Os dados, que fazem parte do estudo produzido pela entidade e que será apresentado para todo o País durante a II TranspoAmazônia, Feira e Congresso Internacional do setor que acontece em Manaus entre os dias 21 a 23 de maio no Studio 5, também aponta que durante o auge da paralização, 2,7 mil carretas ficaram estacionadas, das quais 1,4 mil somente com insumos, produtos e mercadorias com destino ou origem as empresas do Polo Industrial de Manaus (PIM).

“Cada uma destas carretas paradas nos pátios transporta, em média, 94 m³ de cargas, ou 40 mil toneladas, que ficaram paradas, afetando toda a cadeia produtiva e que poderá ter outros feitos econômicos e até sociais a longo prazo”, avalia o advogado Augusto de Araújo Neto, membro e tesoureiro da Fetramaz, ao acrescentar que diariamente, 280 carretas chegam ou saem de Manaus.
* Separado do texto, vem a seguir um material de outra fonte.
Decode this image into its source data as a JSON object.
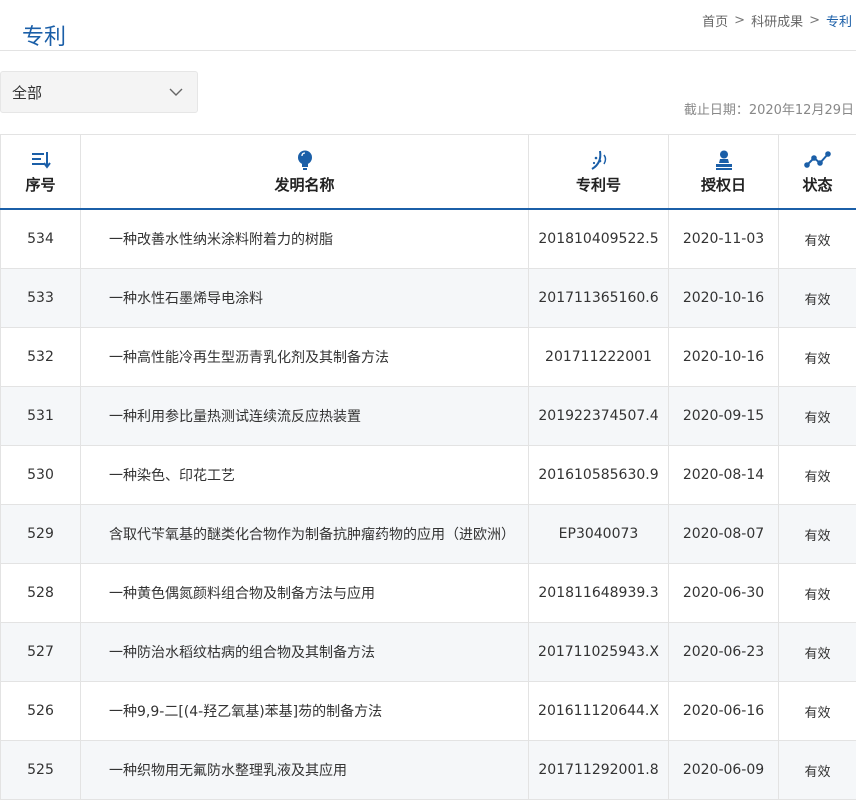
{
  "page": {
    "title": "专利"
  },
  "breadcrumb": {
    "home": "首页",
    "research": "科研成果",
    "current": "专利",
    "separator": ">"
  },
  "filter": {
    "selected": "全部"
  },
  "deadline": "截止日期：2020年12月29日",
  "table": {
    "headers": {
      "index": "序号",
      "name": "发明名称",
      "patent_no": "专利号",
      "grant_date": "授权日",
      "status": "状态"
    },
    "rows": [
      {
        "index": "534",
        "name": "一种改善水性纳米涂料附着力的树脂",
        "patent_no": "201810409522.5",
        "grant_date": "2020-11-03",
        "status": "有效"
      },
      {
        "index": "533",
        "name": "一种水性石墨烯导电涂料",
        "patent_no": "201711365160.6",
        "grant_date": "2020-10-16",
        "status": "有效"
      },
      {
        "index": "532",
        "name": "一种高性能冷再生型沥青乳化剂及其制备方法",
        "patent_no": "201711222001",
        "grant_date": "2020-10-16",
        "status": "有效"
      },
      {
        "index": "531",
        "name": "一种利用参比量热测试连续流反应热装置",
        "patent_no": "201922374507.4",
        "grant_date": "2020-09-15",
        "status": "有效"
      },
      {
        "index": "530",
        "name": "一种染色、印花工艺",
        "patent_no": "201610585630.9",
        "grant_date": "2020-08-14",
        "status": "有效"
      },
      {
        "index": "529",
        "name": "含取代苄氧基的醚类化合物作为制备抗肿瘤药物的应用（进欧洲）",
        "patent_no": "EP3040073",
        "grant_date": "2020-08-07",
        "status": "有效"
      },
      {
        "index": "528",
        "name": "一种黄色偶氮颜料组合物及制备方法与应用",
        "patent_no": "201811648939.3",
        "grant_date": "2020-06-30",
        "status": "有效"
      },
      {
        "index": "527",
        "name": "一种防治水稻纹枯病的组合物及其制备方法",
        "patent_no": "201711025943.X",
        "grant_date": "2020-06-23",
        "status": "有效"
      },
      {
        "index": "526",
        "name": "一种9,9-二[(4-羟乙氧基)苯基]芴的制备方法",
        "patent_no": "201611120644.X",
        "grant_date": "2020-06-16",
        "status": "有效"
      },
      {
        "index": "525",
        "name": "一种织物用无氟防水整理乳液及其应用",
        "patent_no": "201711292001.8",
        "grant_date": "2020-06-09",
        "status": "有效"
      }
    ]
  },
  "icons": {
    "index": "sort-list-icon",
    "name": "lightbulb-icon",
    "patent_no": "patent-signal-icon",
    "grant_date": "stamp-icon",
    "status": "status-network-icon"
  },
  "colors": {
    "accent": "#1b5fa8",
    "row_alt": "#f5f7f9",
    "border": "#e3e3e3"
  }
}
Ainda de acordo com Araújo Neto, outro ponto que será debatido no evento que reunirá as principais lideranças dos setores privado e público de transporte e logística, será os serviços prestados pela autarquia (Suframa) a partir de agora.

“Acredito que além das perdas financeiras das empresas e de nossos clientes que tiveram cargas danificadas e até inutilizadas, o maior prejuízo com esta mobilização é a redução da mão de obra altamente especializada dentro da Suframa para operar o sistema. Vamos pagar por um bom tempo os reflexos dessa greve”, avalia o executivo.
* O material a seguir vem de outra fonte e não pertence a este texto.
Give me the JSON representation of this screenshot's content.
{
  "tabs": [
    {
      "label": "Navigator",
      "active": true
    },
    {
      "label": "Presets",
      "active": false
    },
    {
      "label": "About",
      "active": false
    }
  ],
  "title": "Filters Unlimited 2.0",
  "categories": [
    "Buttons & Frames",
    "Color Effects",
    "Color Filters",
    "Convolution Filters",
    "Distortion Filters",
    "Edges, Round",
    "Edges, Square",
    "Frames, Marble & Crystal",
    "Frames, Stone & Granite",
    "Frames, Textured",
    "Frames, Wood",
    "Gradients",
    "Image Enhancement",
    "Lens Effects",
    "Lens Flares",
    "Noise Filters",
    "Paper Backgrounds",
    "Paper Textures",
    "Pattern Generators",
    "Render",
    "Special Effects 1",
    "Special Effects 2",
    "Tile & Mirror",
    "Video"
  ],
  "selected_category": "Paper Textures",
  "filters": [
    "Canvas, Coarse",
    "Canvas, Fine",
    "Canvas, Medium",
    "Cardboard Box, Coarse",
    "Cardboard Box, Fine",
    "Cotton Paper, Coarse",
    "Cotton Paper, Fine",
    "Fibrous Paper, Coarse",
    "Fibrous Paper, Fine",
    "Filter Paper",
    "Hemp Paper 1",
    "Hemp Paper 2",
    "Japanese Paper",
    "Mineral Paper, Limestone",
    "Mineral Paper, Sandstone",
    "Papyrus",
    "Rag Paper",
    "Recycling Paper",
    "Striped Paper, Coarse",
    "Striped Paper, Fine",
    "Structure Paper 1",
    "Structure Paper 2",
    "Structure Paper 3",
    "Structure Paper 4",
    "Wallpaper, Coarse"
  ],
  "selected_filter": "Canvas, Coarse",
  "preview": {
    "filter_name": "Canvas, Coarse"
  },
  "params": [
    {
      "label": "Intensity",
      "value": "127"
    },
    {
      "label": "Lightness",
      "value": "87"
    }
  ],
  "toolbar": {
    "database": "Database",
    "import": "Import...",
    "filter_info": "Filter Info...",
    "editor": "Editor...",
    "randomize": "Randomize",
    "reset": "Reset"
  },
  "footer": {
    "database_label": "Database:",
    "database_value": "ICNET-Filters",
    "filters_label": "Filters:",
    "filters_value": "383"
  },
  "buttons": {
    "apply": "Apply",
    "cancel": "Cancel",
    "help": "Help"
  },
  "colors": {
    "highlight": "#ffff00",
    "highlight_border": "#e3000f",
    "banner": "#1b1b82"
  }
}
Ainda segundo estimativas da Fetramaz, serão necessários de 45 a 60 dias para que o transporte de cargas em Manaus volte a normalidade.

Negócios

Com expectativa de mais de 12 mil visitantes em sua segunda edição, a TranspoAmazônia irá reunir em Manaus por três dias, empresários e representantes da categoria de todos os estados da Região Norte para debater com os dirigentes de órgãos nacionais como Dnit, Antaq, Confederação Nacional do Transporte (CNT) e Confederação Nacional da Agricultura CNA), entre outras, soluções para os gargalos do segmento na região.

Com inscrições já abertas e gratuitas no site ( www.fetramaz.com.br/transpoamazonia/site/), o evento também será um grande balcão de negócios com 106 stands das principais empresas e corporações de transporte e logística locais e internacionais além de uma vasta programação de palestras que inclui o professor e ex-técnico de seleções brasileiras paraolímpicas, Steven Dubner, considerado por especialistas em RH e motivação como uma dos dez melhores palestrantes brasileiros.

* Com informações da Federação das Empresas de Logística, Transporte e Agenciamento de Cargas da Amazônia (Fetramaz).